I was going to call this, “If You’re Not Asking For It, You’re Asking For It,” but I thought that would be WAY too confusing – especially if you’ve just started school.
You need a little less confusion right now.
But remember when you were a kid, and you kept “pushing” your mom by some kind of repetitive behavior, and she would sometimes retort with, “You’re asking for it,” so that you’d stop doing whatever it was that was annoying her?
Playground bullies also used to threaten kids smaller than them if they engaged in a behavior that was annoying to them. The phrase was usually accompanied by a non-verbal – a clenched fist vacillating in mid-air.
As we’ve come to this point in history, the phrase should take on a new meaning…the only way to get something is to ask for it.
The Good News of Jesus Christ tells us to “Ask and it will be given to you; seek and you will find; knock and the door will be opened to you. For everyone who asks receives; he who seeks finds; and to him who knocks, the door will be opened” (Mt. 7:7-8).
Will we always get what we ask for? Read the line from scripture again – it doesn’t specify what “it” is.
And the second part of the line says that everyone who asks receives. It doesn’t say one will get what they ask for. I may request patience, when what I really want to ask for is for something that’s annoying me to go away. The only way to attain patience is to have it be tested.
How does this relate to marketing? Remember that the rest of this parable speaks of the widow calling out to the judge in the middle of the night repeatedly, to the point that the judge finally relents and pays attention to the woman. Such is what we have to do when we’re telling the story about our schools. Many school administrators think that one advertisement in the newspaper, one billboard or a static Web page is an effective way to promote their school.
It’s not.
Ten years ago, it took at least NINE exposures to the same message for the intended audience to begin to recognize some cognitive dissonance – that is, their current way of thinking is interrupted with some new information that sounds interesting and important, but doesn’t quite fit with their current way of thinking.
Today, if you look for an answer on Google regarding how many times it takes for a marketing message to have an effect, you’ll find “The Rule of Sevens” (which was the best guess before the interruption of social media into the marketing space), to nine, to thirteen or more. Frankly, with SO many messages out there, it may take even more as time goes on. That’s why Google Ads are so attractive for advertisers. If you’ve searched for something on the Internet, and then you visit another site that has space for Google advertising, you’ll start to see ads pop up there for the site (or sites) you’ve recently visit to maximize your exposures in minimal time!
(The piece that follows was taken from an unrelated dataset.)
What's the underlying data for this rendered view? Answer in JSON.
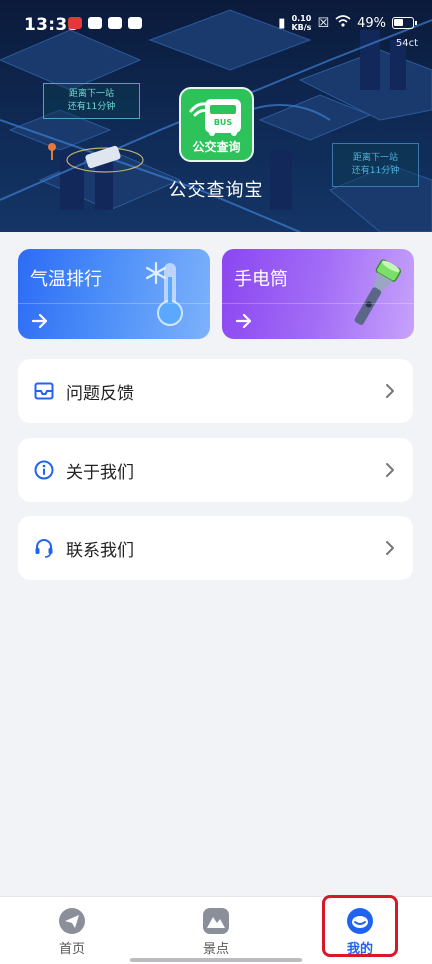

The Mere-Exposure Effect (https://conversion-uplift.co.uk/glossary-of-conversion-marketing/mere-exposure-effect/) states that the more someone is exposed to the message, the more of a preference they develop for it.
How does this need for more and more marketing messages affect your school?
If a parent’s current way of thinking is to enroll their child in the local public school because the school has a good reputation, doesn’t cost them tuition, and has a great tutoring program, it may take quite a few messages aimed at that parent to cause her to realize that her child may be in the tutoring program because the teacher isn’t taking the time necessary with their child so that he may more fully comprehend the subject matter. Multiple exposures to your school is necessary for the parent to just begin to change her mind.
Unfortunately, the tendency for us is to do something once, and then if nothing happens, consider what we’ve done a failure. After all, we’re talking about parents here. We have to tell children again and again what to do, but all that changes when we become adults! Just ask an adult to do something once, and we’re doing it that way for the rest of our lives. That’s how it works when we get into the work world. Our supervisors tell us to do something only once and we’re right on it! We don’t need reminders, and definitely not multiple reminders, right?
Don’t think so.
In fact, the adult learner can take a little longer to process new information if it cannot be immediately connected with current experience…so NINE to THIRTEEN exposures is being optimistic. And, in the words of the writer Samuel Johnson, “People need to be reminded more than they need to be instructed.”
When you painstakingly craft a message about your school and then you hear it over and over and over and over again, you may become tired of hearing it (your whole staff of administrators and teachers may even become tired of hearing it), but the message is not for you and not for them. It is for those who do not know about your school, and who you know would benefit greatly by having their children enrolled in your school. Just when it gets to the saturation point with your school’s staff, that’s probably the time when its effect is only beginning to take a stronghold with parents.